Karina Lickorish Quinn
Karina Lickorish Quinn is a Peruvian-British writer and a Senior Lecturer in Creative Writing at Royal Holloway University of London. Her debut novel The Dust Never Settles (Oneworld, 2021) explored Peru’s hauntedness by its colonial past. Her second book, a novella called The House of Skin (Stanchion, 2023) is a work of literary horror. Her second novel, The River Dies Quietly, will be published by Oneworld in 2026. Her short prose has been published widely including in Wasafiri, The White Review, The Offing, Palabritas, and the Journal of Latina Critical Feminism. She was featured in Un Nuevo Sol, the first major anthology of British-Latinx writers. Previously Karina was a secondary school English teacher. She now researches the benefits of multilingual approaches to teaching writing in schools.
Heather Richardson
Heather Richardson recently retired as Senior Lecturer in Creative Writing at The Open University after 18 years where she worked in several roles, including Associate Lecturer and an academic-related post.
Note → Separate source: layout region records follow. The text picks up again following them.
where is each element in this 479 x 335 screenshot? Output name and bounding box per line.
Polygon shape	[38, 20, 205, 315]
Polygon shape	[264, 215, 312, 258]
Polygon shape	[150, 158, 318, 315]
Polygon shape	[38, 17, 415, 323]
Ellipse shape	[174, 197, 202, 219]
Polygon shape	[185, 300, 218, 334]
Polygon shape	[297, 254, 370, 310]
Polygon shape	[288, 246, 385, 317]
Her work included module production, the line management of Associate Lecturers and PhD supervision. Prior to becoming an academic she spent fifteen years in healthcare sales and marketing, working for the Wellcome Foundation, Astra Pharmaceuticals and BMI Healthcare before joining a pharmaceutical distributor in Northern Ireland as Sales and Marketing Director. She lives in Belfast.
NB: The elected Board of Trustees may co-opt further members to fill any role which is vacant, provided co-options shall come to an end at the next AGM, when elections will again apply to any vacant positions. One third of the board must retire at the end of each year but can be re-appointed.